The Nobel Peace Prize Concert is a celebration of the peace prize winners, and after two years of cancellations due to the pandemic, The Norwegian Nobel Institute and the Oslo Philharmonic invited Snøhetta to help create a new and modern visual expression for the worldwide broadcast.
Snøhetta has collaborated with the Oslo Philharmonic, choreographer and director Fredrik Benke Rydman, the Nobel Institute and the Norwegian Broadcasting Corporation (NRK) to create the stage design for the concert which includes a set design with graphic elements and a light installation.
The ambition was to create a new format to reinvent the concert with a long tradition.
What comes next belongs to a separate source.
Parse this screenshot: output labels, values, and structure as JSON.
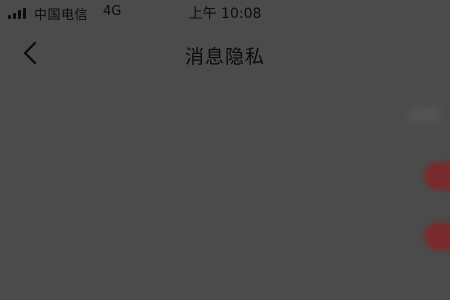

The design concept of balance aims to combine the modern with the traditional, the playful with the sophisticated, the human and the technological, the dark with the light. It was equally important to find the balance between the design and what the musicians and dancers need to practice their art.
It is based on the idea that peace is not the absence of conflict, but a state of balance.
The forest of light is a light installation emerging out of the main stage and is completely emersed within the musicians.
The light poles are designed to perform with maximum output on the smallest surface. Through its triangular shape the light strips are programable in a dynamic and exiting way and are viewable from 360 degrees.
In addition to the light installation Snøhetta has developed a visual concept around a bobbinet curtain to enable the projection of content. When not in use it regulates the focus areas during the show to ensure a good flow for the TV production.
The idea of balance is also reflected in the choice of music pieces throughout the whole concert. It consists of different artistic extremes that meet to find a common language. A pop artist creates the opening work together with a classical composer. A slam poet recites to the orchestra’s cellist. And a street dancer moves to Stravinsky.